Member of the Legislative Council of Western Australia
- In office 31 December 1874 – 31 January 1878
- Preceded by: None (new creation)
- Succeeded by: Charles Harper
- Constituency: North
- In office 11 July 1885 – 9 June 1887
- Preceded by: Stephen Stanley Parker
- Succeeded by: Daniel Keen Congdon
- Constituency: None (nominated by governor)
- In office 24 December 1890 – 7 August 1893
- Preceded by: None (new creation)
- Succeeded by: Harry Anstey
- Constituency: None (nominated by governor)

Personal details
- Born: July 1830 York, Western Australia, Australia
- Died: 7 August 1893 (aged 63) Perth, Western Australia, Australia

= Thomas Burges =

Australian politician

Thomas Burges (July 1830 – 7 August 1893) was an Australian pastoralist and politician who was a member of the Legislative Council of Western Australia on three occasions – from 1874 to 1878, from 1885 to 1887, and from 1890 until his death.

Burges was born in York, Western Australia, to Judith (née Kearnan) and Samuel Evans Burges. His younger half-brother, Richard Goldsmith Burges, was also a member of parliament, as were two of his uncles, William and Lockier Burges. In 1859, Burges acquired Bowes Station, a pastoral lease in the Mid-West that had been established by his uncles. In 1870, he developed Yuin Station, subsequently helping to open a stock route north to the Gascoyne. Burges served on the Northampton Road Board from 1871 to 1877, including as chairman for a period.

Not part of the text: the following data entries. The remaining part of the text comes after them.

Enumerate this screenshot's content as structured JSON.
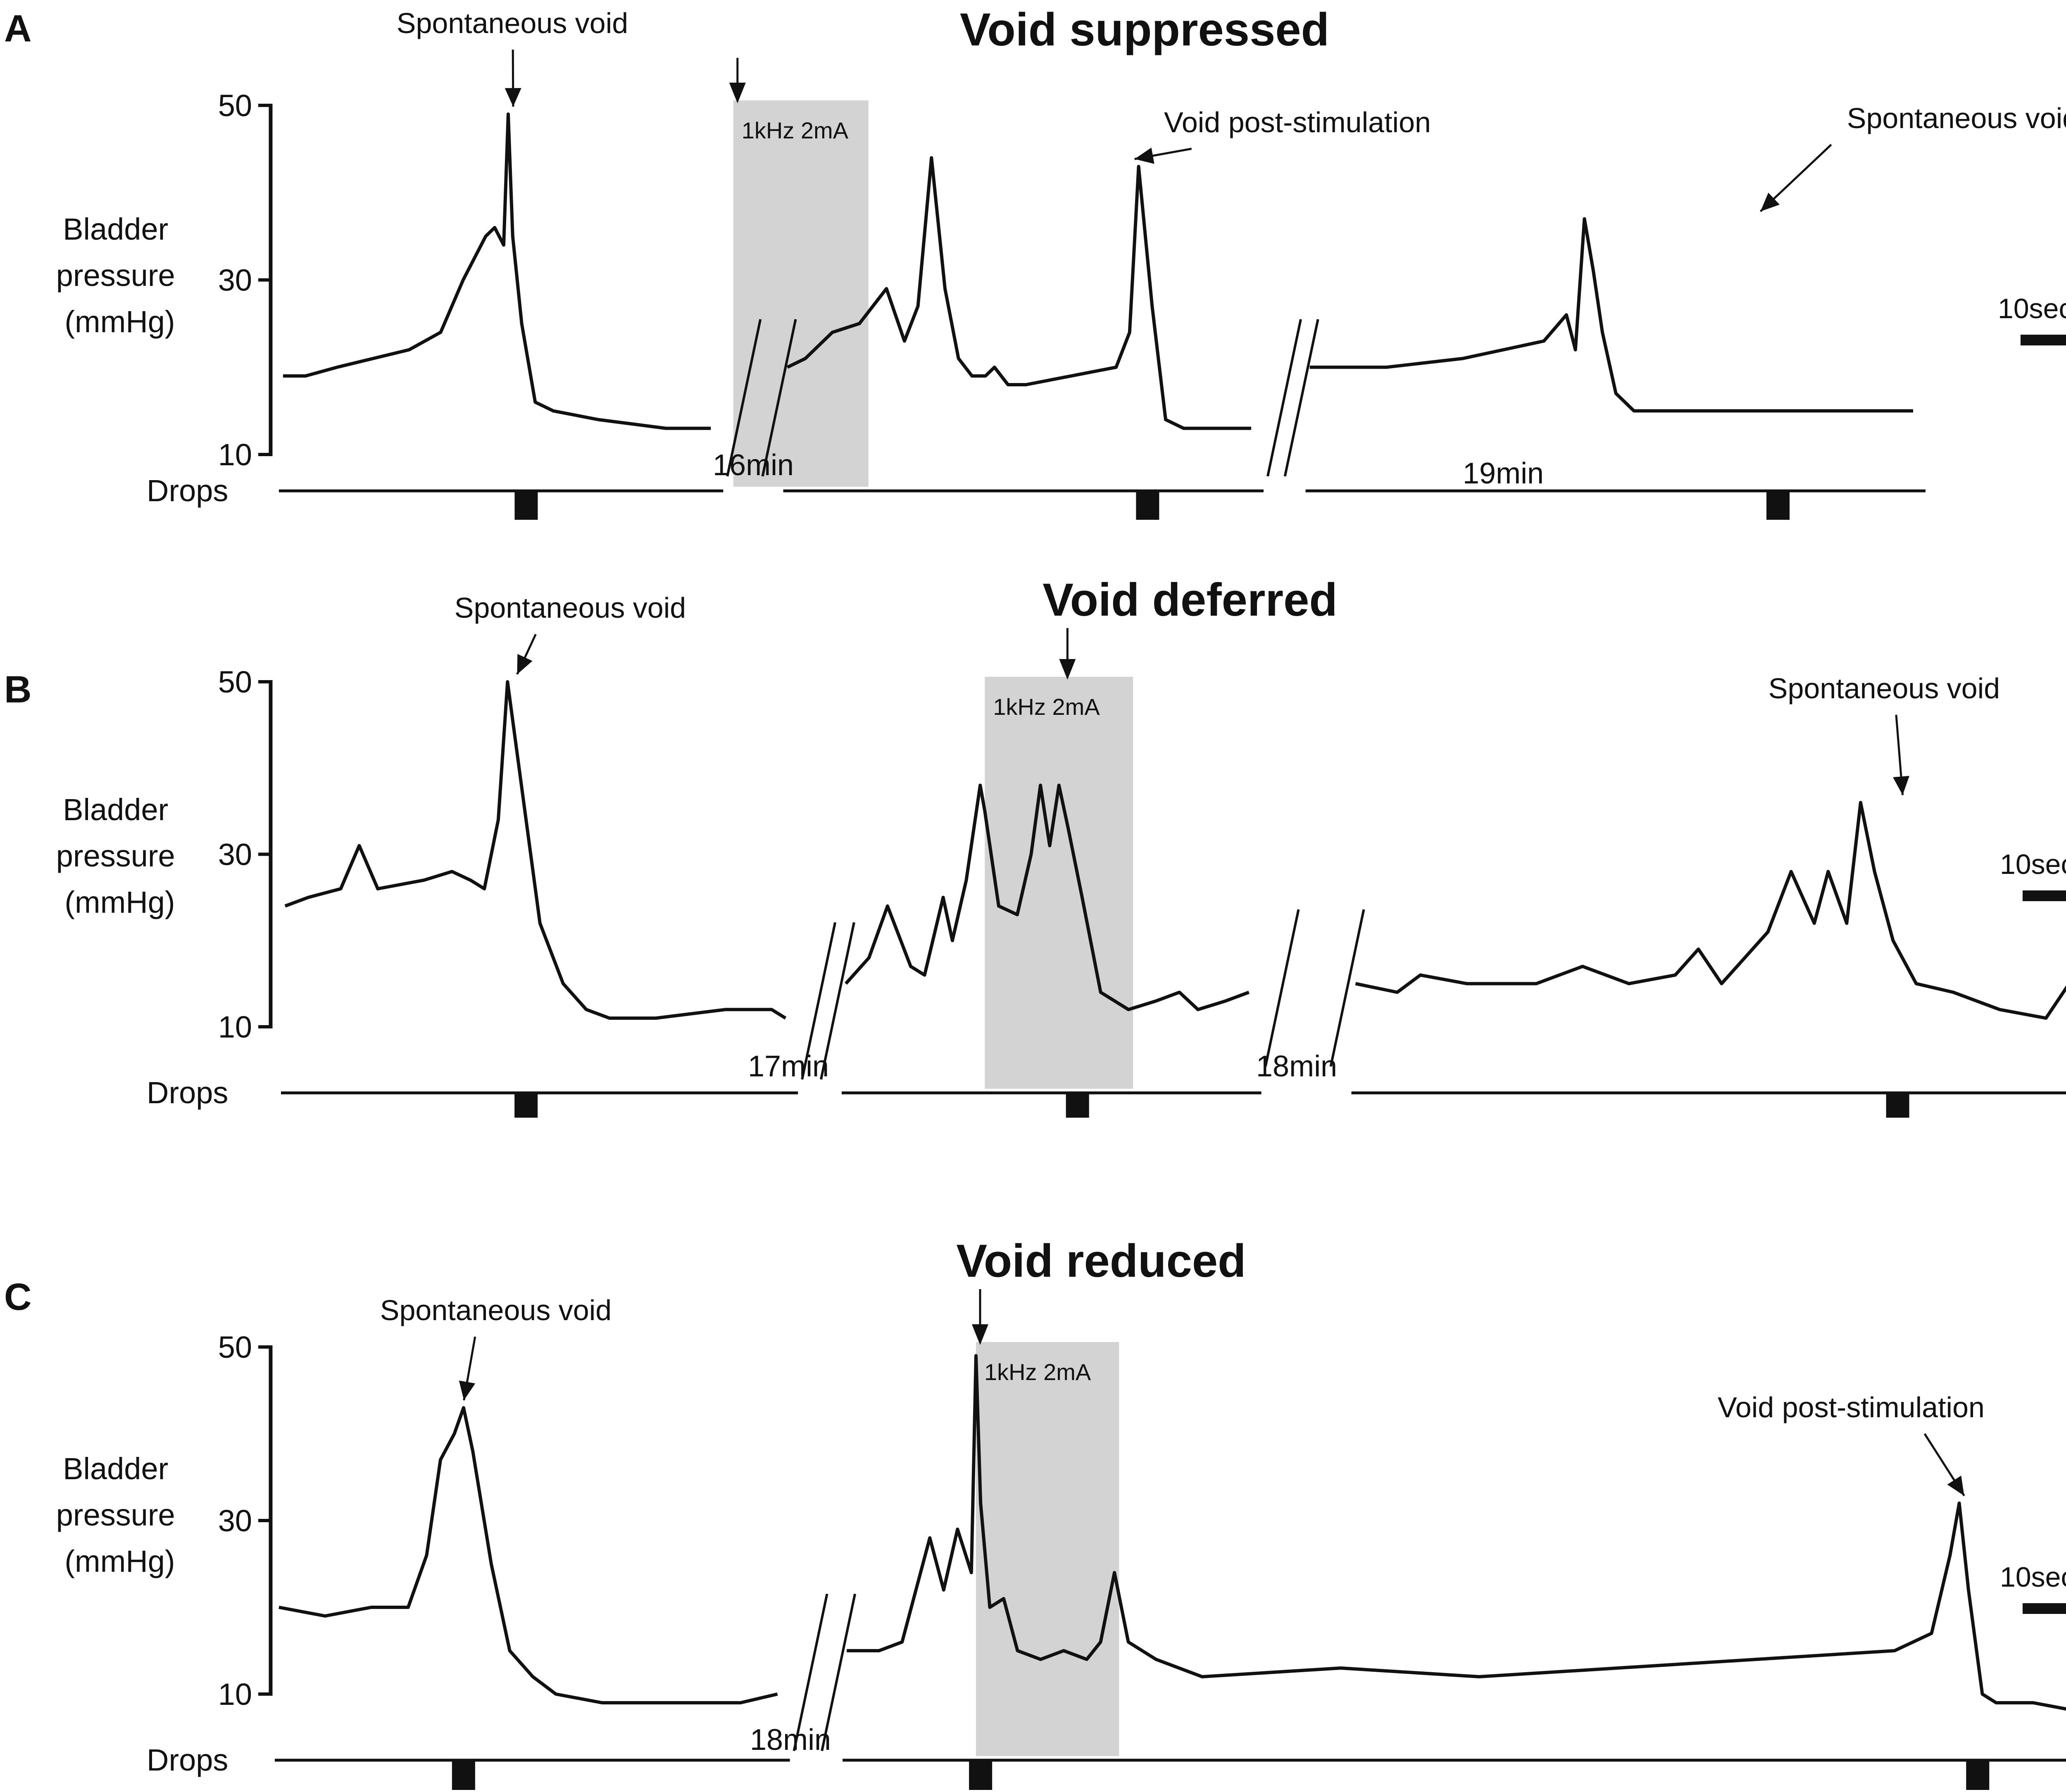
{
  "colors": {
    "trace": "#111111",
    "stim_band": "#d3d3d3",
    "background": "#ffffff"
  },
  "chart_data": [
    {
      "type": "line",
      "panel_label": "A",
      "title": "Void suppressed",
      "ylabel_lines": [
        "Bladder",
        "pressure",
        "(mmHg)"
      ],
      "yticks": [
        10,
        30,
        50
      ],
      "ylim": [
        10,
        50
      ],
      "drops_label": "Drops",
      "scale_bar_label": "10sec",
      "gaps": [
        "16min",
        "19min"
      ],
      "stimulation": {
        "label": "1kHz 2mA",
        "x_start": 100,
        "x_end": 130
      },
      "annotations": [
        {
          "text": "Spontaneous void",
          "target": [
            50,
            49
          ]
        },
        {
          "text": "Void post-stimulation",
          "target": [
            188,
            43
          ]
        },
        {
          "text": "Spontaneous void",
          "target": [
            327,
            37
          ]
        }
      ],
      "drops_at": [
        54,
        192,
        332
      ],
      "x_extent": [
        0,
        401
      ],
      "segments": [
        {
          "x": [
            0,
            5,
            12,
            20,
            28,
            35,
            40,
            45,
            47,
            49,
            50,
            51,
            53,
            56,
            60,
            70,
            85,
            95
          ],
          "y": [
            19,
            19,
            20,
            21,
            22,
            24,
            30,
            35,
            36,
            34,
            49,
            35,
            25,
            16,
            15,
            14,
            13,
            13
          ]
        },
        {
          "x": [
            112,
            116,
            122,
            128,
            134,
            138,
            141,
            144,
            147,
            150,
            153,
            156,
            158,
            161,
            165,
            175,
            185,
            188,
            190,
            193,
            196,
            200,
            215
          ],
          "y": [
            20,
            21,
            24,
            25,
            29,
            23,
            27,
            44,
            29,
            21,
            19,
            19,
            20,
            18,
            18,
            19,
            20,
            24,
            43,
            27,
            14,
            13,
            13
          ]
        },
        {
          "x": [
            228,
            245,
            262,
            280,
            285,
            287,
            289,
            291,
            293,
            296,
            300,
            320,
            340,
            362
          ],
          "y": [
            20,
            20,
            21,
            23,
            26,
            22,
            37,
            31,
            24,
            17,
            15,
            15,
            15,
            15
          ]
        }
      ]
    },
    {
      "type": "line",
      "panel_label": "B",
      "title": "Void deferred",
      "ylabel_lines": [
        "Bladder",
        "pressure",
        "(mmHg)"
      ],
      "yticks": [
        10,
        30,
        50
      ],
      "ylim": [
        10,
        50
      ],
      "drops_label": "Drops",
      "scale_bar_label": "10sec",
      "gaps": [
        "17min",
        "18min"
      ],
      "stimulation": {
        "label": "1kHz 2mA",
        "x_start": 151,
        "x_end": 183
      },
      "annotations": [
        {
          "text": "Spontaneous void",
          "target": [
            49,
            50
          ]
        },
        {
          "text": "Spontaneous void",
          "target": [
            348,
            36
          ]
        }
      ],
      "drops_at": [
        52,
        171,
        348
      ],
      "x_extent": [
        0,
        401
      ],
      "segments": [
        {
          "x": [
            0,
            5,
            12,
            16,
            20,
            30,
            36,
            40,
            43,
            46,
            48,
            51,
            55,
            60,
            65,
            70,
            80,
            95,
            105,
            108
          ],
          "y": [
            24,
            25,
            26,
            31,
            26,
            27,
            28,
            27,
            26,
            34,
            50,
            38,
            22,
            15,
            12,
            11,
            11,
            12,
            12,
            11
          ]
        },
        {
          "x": [
            121,
            126,
            130,
            135,
            138,
            142,
            144,
            147,
            150,
            151,
            154,
            158,
            161,
            163,
            165,
            167,
            169,
            172,
            176,
            182,
            188,
            193,
            197,
            203,
            208
          ],
          "y": [
            15,
            18,
            24,
            17,
            16,
            25,
            20,
            27,
            38,
            35,
            24,
            23,
            30,
            38,
            31,
            38,
            33,
            25,
            14,
            12,
            13,
            14,
            12,
            13,
            14
          ]
        },
        {
          "x": [
            231,
            240,
            245,
            255,
            270,
            280,
            290,
            300,
            305,
            310,
            315,
            320,
            325,
            330,
            333,
            337,
            340,
            343,
            347,
            352,
            360,
            370,
            380,
            385,
            390,
            395,
            401
          ],
          "y": [
            15,
            14,
            16,
            15,
            15,
            17,
            15,
            16,
            19,
            15,
            18,
            21,
            28,
            22,
            28,
            22,
            36,
            28,
            20,
            15,
            14,
            12,
            11,
            15,
            19,
            12,
            13
          ]
        }
      ]
    },
    {
      "type": "line",
      "panel_label": "C",
      "title": "Void reduced",
      "ylabel_lines": [
        "Bladder",
        "pressure",
        "(mmHg)"
      ],
      "yticks": [
        10,
        30,
        50
      ],
      "ylim": [
        10,
        50
      ],
      "drops_label": "Drops",
      "scale_bar_label": "10sec",
      "gaps": [
        "18min"
      ],
      "stimulation": {
        "label": "1kHz 2mA",
        "x_start": 151,
        "x_end": 182
      },
      "annotations": [
        {
          "text": "Spontaneous void",
          "target": [
            39,
            43
          ]
        },
        {
          "text": "Void post-stimulation",
          "target": [
            364,
            32
          ]
        }
      ],
      "drops_at": [
        40,
        152,
        368
      ],
      "x_extent": [
        0,
        401
      ],
      "segments": [
        {
          "x": [
            0,
            10,
            20,
            28,
            32,
            35,
            38,
            40,
            42,
            46,
            50,
            55,
            60,
            70,
            80,
            100,
            108
          ],
          "y": [
            20,
            19,
            20,
            20,
            26,
            37,
            40,
            43,
            38,
            25,
            15,
            12,
            10,
            9,
            9,
            9,
            10
          ]
        },
        {
          "x": [
            123,
            130,
            135,
            138,
            141,
            144,
            147,
            150,
            151,
            152,
            154,
            157,
            160,
            165,
            170,
            175,
            178,
            181,
            184,
            190,
            200,
            230,
            260,
            290,
            320,
            350,
            358,
            362,
            364,
            366,
            369,
            372,
            380,
            390,
            401
          ],
          "y": [
            15,
            15,
            16,
            22,
            28,
            22,
            29,
            24,
            49,
            32,
            20,
            21,
            15,
            14,
            15,
            14,
            16,
            24,
            16,
            14,
            12,
            13,
            12,
            13,
            14,
            15,
            17,
            26,
            32,
            22,
            10,
            9,
            9,
            8,
            8
          ]
        }
      ]
    }
  ]
}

In 1874, Burges was elected to the Legislative Council, representing the newly created Northern District. He served until January 1878, when he resigned in order to take a trip to Europe. Burges returned to parliament in July 1885, when he was appointed to the Legislative Council by the governor, Sir Frederick Broome. He resigned in June 1887, but was re-appointed in December 1890, following the council's reconstitution as an upper house (rather than a unicameral chamber). Burges died suddenly in August 1893 (aged 63), from influenza. He had married Augusta Wittenoom (a daughter of John Burdett Wittenoom) in 1860, but they had no children.